The committee’s review of the scientific literature revealed that studies on fitness measures for youth often were not designed to answer questions related to understanding the relationships between fitness measures and health across all ages, genders, and racial/ethnic populations.
The committee came out especially strong against flexibility tests, things like attempting to touch one's toes while sitting -- the dreaded "sit and reach," that has vexed many inflexible eighth graders. Due to a "lack of evidence for an association between flexibility tests and health outcomes," it recommends against "including such tests" in any national guidelines for physical fitness testing.
Then, there were those sit-ups. The idea there is generally to measure muscle strength - "musculoskeletal fitness," in wonk terminology. But the committee thought these weren't measuring muscle fitness the right way.
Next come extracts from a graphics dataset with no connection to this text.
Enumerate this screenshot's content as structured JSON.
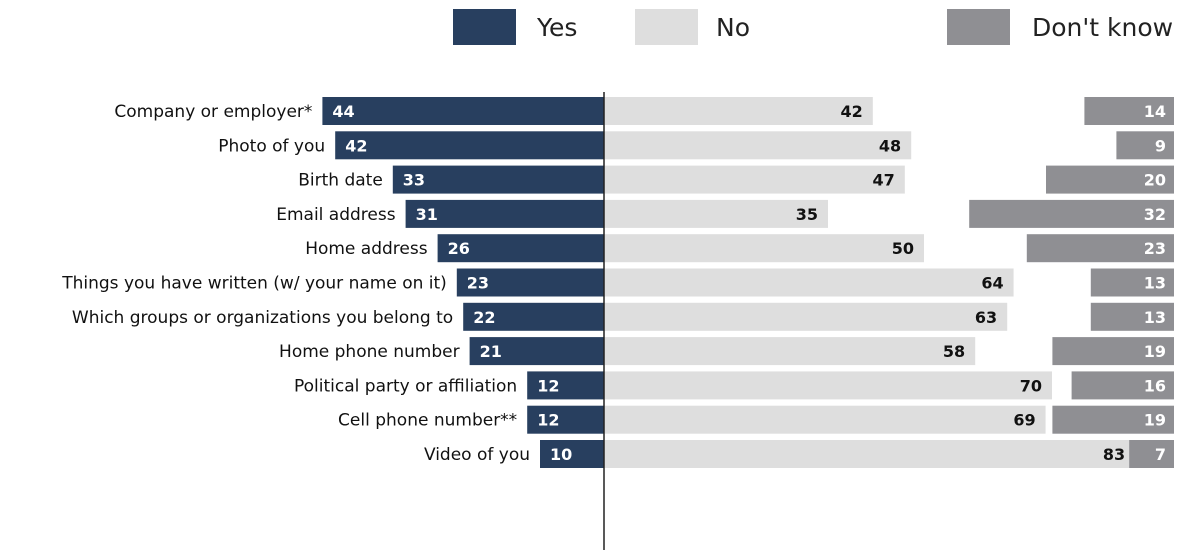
{
  "colors": {
    "yes": "#283f5f",
    "no": "#dedede",
    "dont_know": "#8f8f93"
  },
  "legend": [
    {
      "label": "Yes",
      "color": "#283f5f"
    },
    {
      "label": "No",
      "color": "#dedede"
    },
    {
      "label": "Don't know",
      "color": "#8f8f93"
    }
  ],
  "chart_data": {
    "type": "bar",
    "orientation": "horizontal",
    "stacking": "diverging",
    "categories": [
      "Company or employer*",
      "Photo of you",
      "Birth date",
      "Email address",
      "Home address",
      "Things you have written  (w/ your name on it)",
      "Which groups or organizations you belong to",
      "Home phone number",
      "Political party or affiliation",
      "Cell phone number**",
      "Video of you"
    ],
    "series": [
      {
        "name": "Yes",
        "values": [
          44,
          42,
          33,
          31,
          26,
          23,
          22,
          21,
          12,
          12,
          10
        ]
      },
      {
        "name": "No",
        "values": [
          42,
          48,
          47,
          35,
          50,
          64,
          63,
          58,
          70,
          69,
          83
        ]
      },
      {
        "name": "Don't know",
        "values": [
          14,
          9,
          20,
          32,
          23,
          13,
          13,
          19,
          16,
          19,
          7
        ]
      }
    ],
    "legend_position": "top",
    "grid": false
  }
}
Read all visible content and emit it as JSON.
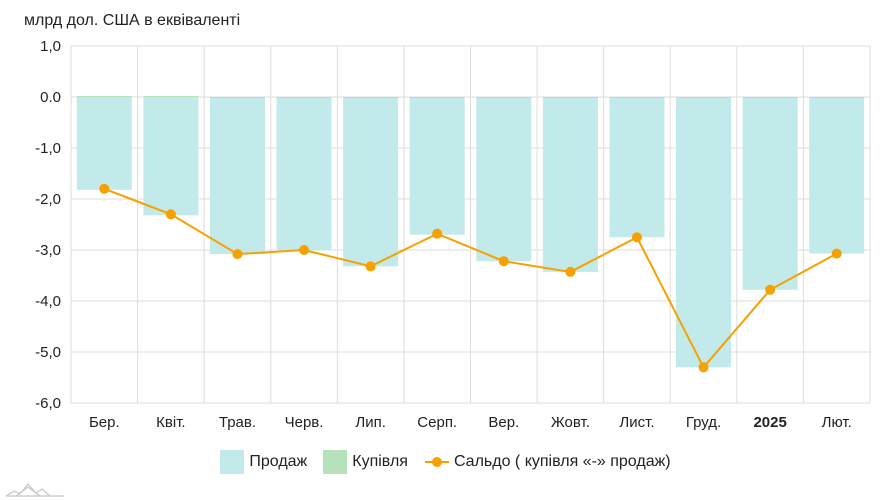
{
  "unit_label": "млрд дол. США в еквіваленті",
  "colors": {
    "sales": "#c3eaea",
    "purchases": "#b7e1bb",
    "balance": "#f7a100",
    "grid": "#dddddd",
    "logo": "#c8c8c8"
  },
  "chart_data": {
    "type": "bar",
    "categories": [
      "Бер.",
      "Квіт.",
      "Трав.",
      "Черв.",
      "Лип.",
      "Серп.",
      "Вер.",
      "Жовт.",
      "Лист.",
      "Груд.",
      "2025",
      "Лют."
    ],
    "bold_categories": [
      "2025"
    ],
    "ylim": [
      -6,
      1
    ],
    "yticks": [
      1,
      0,
      -1,
      -2,
      -3,
      -4,
      -5,
      -6
    ],
    "ytick_labels": [
      "1,0",
      "0.0",
      "-1,0",
      "-2,0",
      "-3,0",
      "-4,0",
      "-5,0",
      "-6,0"
    ],
    "series": [
      {
        "name": "Продаж",
        "type": "bar",
        "values": [
          -1.82,
          -2.32,
          -3.08,
          -3.0,
          -3.32,
          -2.7,
          -3.22,
          -3.43,
          -2.75,
          -5.3,
          -3.78,
          -3.07
        ]
      },
      {
        "name": "Купівля",
        "type": "bar",
        "values": [
          0.02,
          0.02,
          0.0,
          0.0,
          0.0,
          0.0,
          0.0,
          0.0,
          0.0,
          0.0,
          0.0,
          0.0
        ]
      },
      {
        "name": "Сальдо ( купівля «-» продаж)",
        "type": "line",
        "values": [
          -1.8,
          -2.3,
          -3.08,
          -3.0,
          -3.32,
          -2.68,
          -3.22,
          -3.43,
          -2.75,
          -5.3,
          -3.78,
          -3.07
        ]
      }
    ],
    "grid": true,
    "legend_position": "bottom"
  }
}
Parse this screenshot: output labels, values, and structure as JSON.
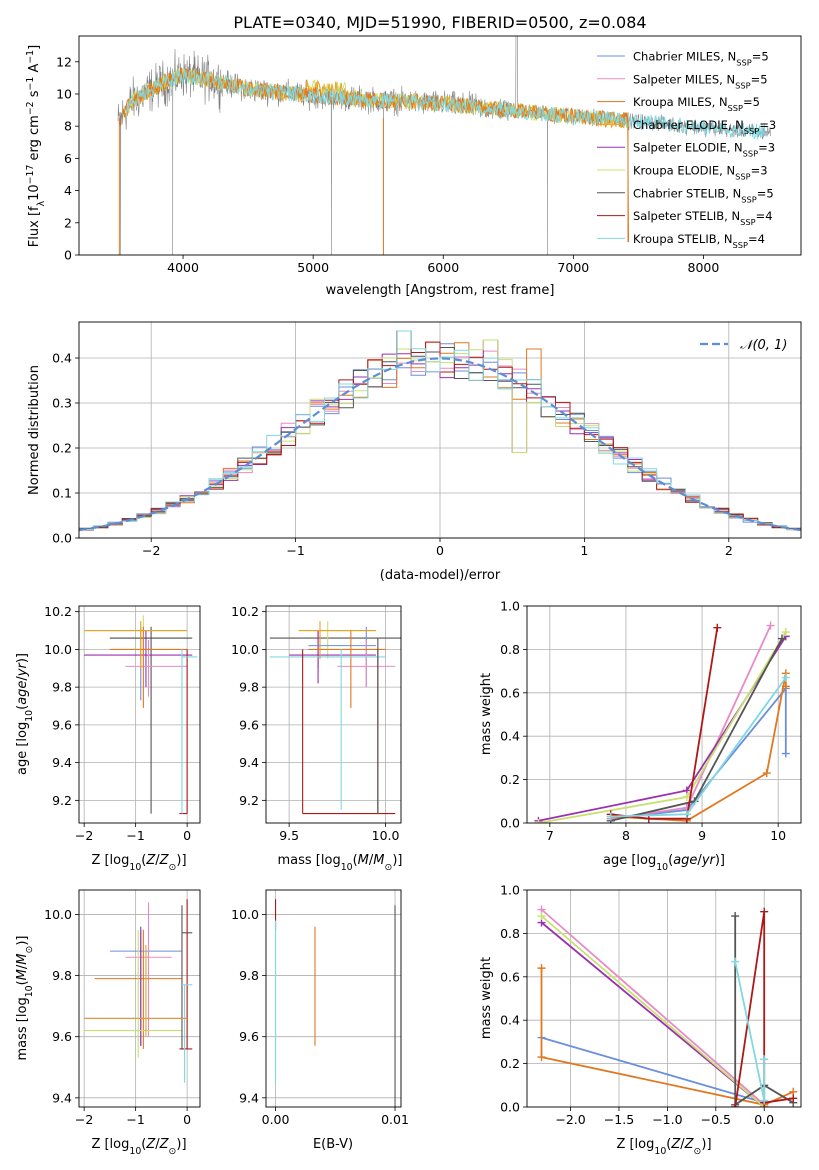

It is apparent that many of these test items do not satisfy the physiological definitions of the three dimensions of musculoskeletal fitness. Muscle endurance fitness test items arguably may be considered the most physiologically valid field tests in youth as opposed to those measuring muscle strength and power, which are more subject to velocity control, loads, and number of repetitions.
The committee does not suggest throwing out all fitness tests, the position my eighth-grade self would have strongly endorsed. Instead, it suggests focusing on the three where there's strong evidence for a relationship to a health outcome. They are a measure of BMI, the shuttle run (to measure cardiorespiratory endurance) and a standing long jump (to measure muscle strength).